Middleton’s teammates believe his return should make them even better.

“It takes us to a whole different level,” Bucks forward and two-time MVP Giannis Antetokounmpo said. “We scored 129 points and we had a bad first half. That says a lot.”

Lakers coach Darvin Ham knows how much Middleton means to the Bucks’ title hopes. Ham was an assistant coach on Budenholzer’s Bucks staff from 2018-22, including their 2021 championship season.

“Giannis is the heart and soul and the engine, and Khris is like the steering wheel,” Ham said before Friday’s game. “He’s the GPS in terms of understanding what to do. Giannis is the focal point but Khris is the master of putting guys where they need to be. He’s like that quarterback.”

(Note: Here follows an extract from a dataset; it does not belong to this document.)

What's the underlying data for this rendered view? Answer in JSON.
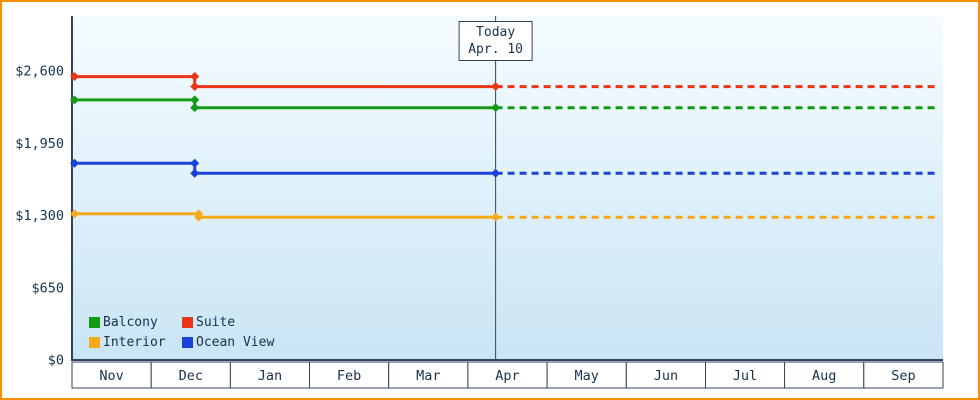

The Bucks aren’t going to overexert Middleton as he returns to the floor for the first time in about 7 1/2 months. Budenholzer said Middleton probably won’t play Saturday at Charlotte.

“We’ll talk about it on the plane, but my guess is he will not play a back-to-back,” Budenholzer said.

Middleton’s just happy he’s back on the floor at all.

“Just a range of emotions,” Middleton said. “(I’ve) been through a lot these last couple months. Happy, sad, anxious, nervous. To finally get out there and play and get a lot of those nerves past me felt pretty good.